Hopefully you are familiar with basic R data types like vectors, factors, matrix, list, and data.frame, as well as basic data input functions like read.table(), scan(), and related functions. If not a starting point is the documentation that comes with R, especially "An Introduction to R" and "R Data Import / Export".
If you had a matrix of values, where rows were independent of one another and values in each row conformed to the usual t-test assumptions, you might use the genefilter package rowttests() function.
> m <- matrix(rnorm(2667 * 16), nrow=2667, dimnames=list(NULL, LETTERS[1:16]))
> f <- factor(c(rep("Control", 11), rep("Treatment", 5)))
> ttests <- rowttests(m, f)
> head(ttests)
statistic dm p.value
1 -3.73436323 -1.56396205 0.002221023
2 0.33806524 0.22477913 0.740330027
3 0.57756344 0.38064961 0.572731198
4 1.56461409 0.90778264 0.139990940
5 -0.07785181 -0.04329018 0.939047670
6 -0.80640959 -0.36288556 0.433492328
HOWEVER, your rows are not independent and individual rows do not follow the assumptions of standard t-tests; the above approach will be under-powered and result in inflated false discovery rate. Fortunately, you can 'stand on the shoulders of giants' and benefit from sophisticated understanding of microarrays. I used the GEOquery package to retrieve the data, and the limma package for analysis.
library(GEOquery)
library(limma)
I retrieved the data using getGEO(). This returns a list of experiments, although in the present case there is only one experiment.
> gse_list = getGEO("GSE53179")
> class(gse_list)
[1] "list"
> names(gse_list)
[1] "GSE53179_series_matrix.txt.gz"
> gse = gse_list[["GSE53179_series_matrix.txt.gz"]]
> class(gse)
[1] "ExpressionSet"
attr(,"package")
[1] "Biobase"
I took a look at the 'pData' (description of sample phenotypes) of the expression set
> View(pData(gse))
and guessed that you were interested in the characteristics_ch1.1 column. I specified the statistical model I'd like to apply (care needs to be taken here!)
> design = model.matrix(~characteristics_ch1.1, pData(gse))
and then let limma fit the statistical model to each gene
> fit = lmFit(gse, design) ## THIS STEP IS NOT CORRECT!
Finally, I assessed statistical significance and generated a 'top table' of differentially expressed miRNAs.
> topTable(eBayes(fit))
I do not have to use an ExpressionSet in lmFit(); I could have used a matrix() of expression values and created the design matrix from any factor or factors describing the allocation of samples (matrix columns) to treatment groups. Getting the matrix of expression values from files downloaded from GEO, or from some other source, takes some level of R knowledge.

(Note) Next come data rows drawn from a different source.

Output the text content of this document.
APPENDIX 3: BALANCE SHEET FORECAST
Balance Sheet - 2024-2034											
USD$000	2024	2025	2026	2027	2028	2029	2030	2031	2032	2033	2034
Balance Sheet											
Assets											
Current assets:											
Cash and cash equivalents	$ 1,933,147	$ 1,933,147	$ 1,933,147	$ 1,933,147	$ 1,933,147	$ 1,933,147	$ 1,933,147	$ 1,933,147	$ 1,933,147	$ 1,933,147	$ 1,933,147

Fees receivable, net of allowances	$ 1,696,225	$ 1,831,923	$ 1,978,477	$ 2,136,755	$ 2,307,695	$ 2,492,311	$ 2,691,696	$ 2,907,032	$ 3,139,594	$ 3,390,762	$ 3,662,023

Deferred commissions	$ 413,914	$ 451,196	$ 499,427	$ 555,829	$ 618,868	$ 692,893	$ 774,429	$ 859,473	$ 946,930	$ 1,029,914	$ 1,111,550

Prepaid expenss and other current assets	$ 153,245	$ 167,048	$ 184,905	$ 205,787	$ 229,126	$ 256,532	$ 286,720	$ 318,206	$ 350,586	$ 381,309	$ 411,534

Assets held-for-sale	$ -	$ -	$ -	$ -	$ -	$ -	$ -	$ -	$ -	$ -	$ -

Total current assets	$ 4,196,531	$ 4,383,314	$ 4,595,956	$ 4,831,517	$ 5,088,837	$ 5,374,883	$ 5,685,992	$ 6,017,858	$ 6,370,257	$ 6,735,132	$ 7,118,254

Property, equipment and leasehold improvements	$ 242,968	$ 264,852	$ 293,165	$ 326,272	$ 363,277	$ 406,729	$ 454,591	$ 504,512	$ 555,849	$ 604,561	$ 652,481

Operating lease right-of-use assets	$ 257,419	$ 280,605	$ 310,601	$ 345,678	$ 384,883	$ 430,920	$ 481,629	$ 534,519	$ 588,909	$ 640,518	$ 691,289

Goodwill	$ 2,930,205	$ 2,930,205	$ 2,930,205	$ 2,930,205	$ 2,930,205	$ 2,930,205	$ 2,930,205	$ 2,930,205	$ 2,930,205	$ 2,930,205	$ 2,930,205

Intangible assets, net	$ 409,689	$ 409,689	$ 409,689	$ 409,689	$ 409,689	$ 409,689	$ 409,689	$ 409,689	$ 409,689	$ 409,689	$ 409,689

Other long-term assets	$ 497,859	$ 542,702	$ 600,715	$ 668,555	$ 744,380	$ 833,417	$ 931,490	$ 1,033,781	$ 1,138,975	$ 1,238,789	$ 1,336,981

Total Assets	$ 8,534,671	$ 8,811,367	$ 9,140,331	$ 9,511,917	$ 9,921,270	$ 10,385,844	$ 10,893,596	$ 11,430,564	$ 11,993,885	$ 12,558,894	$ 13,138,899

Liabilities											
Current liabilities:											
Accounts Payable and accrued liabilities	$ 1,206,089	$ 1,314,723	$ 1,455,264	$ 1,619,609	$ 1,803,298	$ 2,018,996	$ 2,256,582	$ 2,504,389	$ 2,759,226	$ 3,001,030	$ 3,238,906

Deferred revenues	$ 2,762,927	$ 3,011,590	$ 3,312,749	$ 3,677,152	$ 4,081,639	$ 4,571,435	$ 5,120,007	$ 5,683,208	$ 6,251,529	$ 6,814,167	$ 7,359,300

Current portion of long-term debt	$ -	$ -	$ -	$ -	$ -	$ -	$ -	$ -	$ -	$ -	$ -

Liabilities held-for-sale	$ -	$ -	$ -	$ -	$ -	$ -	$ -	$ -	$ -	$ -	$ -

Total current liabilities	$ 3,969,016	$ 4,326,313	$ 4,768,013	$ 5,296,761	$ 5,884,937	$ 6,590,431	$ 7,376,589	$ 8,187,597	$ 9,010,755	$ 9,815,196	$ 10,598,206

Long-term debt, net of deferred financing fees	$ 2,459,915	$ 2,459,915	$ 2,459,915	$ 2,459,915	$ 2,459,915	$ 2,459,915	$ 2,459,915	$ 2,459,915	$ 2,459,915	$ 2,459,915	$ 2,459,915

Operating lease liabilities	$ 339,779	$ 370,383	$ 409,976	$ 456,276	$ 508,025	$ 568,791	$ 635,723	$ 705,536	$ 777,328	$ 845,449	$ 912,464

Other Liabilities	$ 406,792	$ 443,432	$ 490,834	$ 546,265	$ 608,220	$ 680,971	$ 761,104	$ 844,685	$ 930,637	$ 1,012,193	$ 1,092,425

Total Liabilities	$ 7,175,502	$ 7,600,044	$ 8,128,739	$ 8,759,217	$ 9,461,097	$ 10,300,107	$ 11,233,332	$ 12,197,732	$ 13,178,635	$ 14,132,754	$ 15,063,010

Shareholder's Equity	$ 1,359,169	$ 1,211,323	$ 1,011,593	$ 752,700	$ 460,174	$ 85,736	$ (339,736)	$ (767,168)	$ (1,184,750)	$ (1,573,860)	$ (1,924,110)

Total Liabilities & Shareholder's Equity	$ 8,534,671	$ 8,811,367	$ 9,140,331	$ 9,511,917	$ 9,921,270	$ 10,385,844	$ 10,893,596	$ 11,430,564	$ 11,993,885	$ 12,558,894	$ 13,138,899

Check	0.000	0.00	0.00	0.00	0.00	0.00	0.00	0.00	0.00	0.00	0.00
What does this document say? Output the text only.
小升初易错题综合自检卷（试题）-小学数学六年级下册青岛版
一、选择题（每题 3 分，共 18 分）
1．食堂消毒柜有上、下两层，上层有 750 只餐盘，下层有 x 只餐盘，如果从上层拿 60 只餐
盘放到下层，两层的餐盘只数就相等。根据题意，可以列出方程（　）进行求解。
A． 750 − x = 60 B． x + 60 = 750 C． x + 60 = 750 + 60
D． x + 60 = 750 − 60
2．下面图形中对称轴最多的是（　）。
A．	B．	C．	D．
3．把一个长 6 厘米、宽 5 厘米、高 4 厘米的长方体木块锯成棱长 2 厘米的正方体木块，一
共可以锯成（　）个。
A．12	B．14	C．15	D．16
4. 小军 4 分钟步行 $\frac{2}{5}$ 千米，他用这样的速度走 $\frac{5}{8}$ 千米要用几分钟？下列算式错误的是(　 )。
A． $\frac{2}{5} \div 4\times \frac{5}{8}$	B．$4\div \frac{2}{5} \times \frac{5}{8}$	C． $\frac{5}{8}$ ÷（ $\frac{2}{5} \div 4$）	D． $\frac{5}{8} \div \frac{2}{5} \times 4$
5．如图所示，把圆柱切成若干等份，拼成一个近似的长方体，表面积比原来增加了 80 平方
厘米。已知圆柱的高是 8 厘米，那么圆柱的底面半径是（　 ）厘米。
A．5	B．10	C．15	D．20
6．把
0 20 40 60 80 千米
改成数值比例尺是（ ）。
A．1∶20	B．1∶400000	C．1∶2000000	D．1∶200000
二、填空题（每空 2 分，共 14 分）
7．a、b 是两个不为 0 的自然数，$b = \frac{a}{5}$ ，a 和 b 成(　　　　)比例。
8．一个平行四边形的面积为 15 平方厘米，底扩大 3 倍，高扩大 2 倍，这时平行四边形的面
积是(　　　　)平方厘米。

HOWEVER, returning to the lmFit() step, the help page for lmFit says that the expression values should be log-ratios or log-values of expression, and the general assumption is that these have been pre-processed (possibly background corrected and normalized) in a standard microarray work flow. But when I look at the distribution of expression values
> range(exprs(gse))
[1] -18.59629 431352.00000
> hist(exprs(gse))
> table(exprs(gse) < 0)
FALSE TRUE
22099 19757
it's clear that I do not have log ratios or log values of expression (the range is too large for log-ratios, and in addition log values would be strictly positive). So you will have to explore the provenance of the data, identify how it was processed before adding to GEO, and from there determine what remedial steps are required. If the data have been pre-processed in a reasonable manner there may be a simple transformation of the data that makes it appropriate for analysis in limma. On the other hand it may be that the provenance of the data is not clear, or the steps taken inappropriate or sub-optimal. You might then start from the supplementary files included with the GEO record, do your own pre-processing, and then use limma as above. A starting point for a new analysis might be this article and associated package, but I am not an expert in the analysis of miRNAs.
I recommend you read the Limma User's Guide, which explains in detail how to use limma to analyze microarray data. Anything else I write here would just be duplicating the explanation in the guide.
I read everything and I m not sure I can use limma
my data neither is raw file nor from a gds experiments I think I should use another method in r for t test o you have any idea ?
If your data is from GEO, you can use the GEOQuery package to get it into an ExpressionSet. But you can also use limma directly on your data matrix.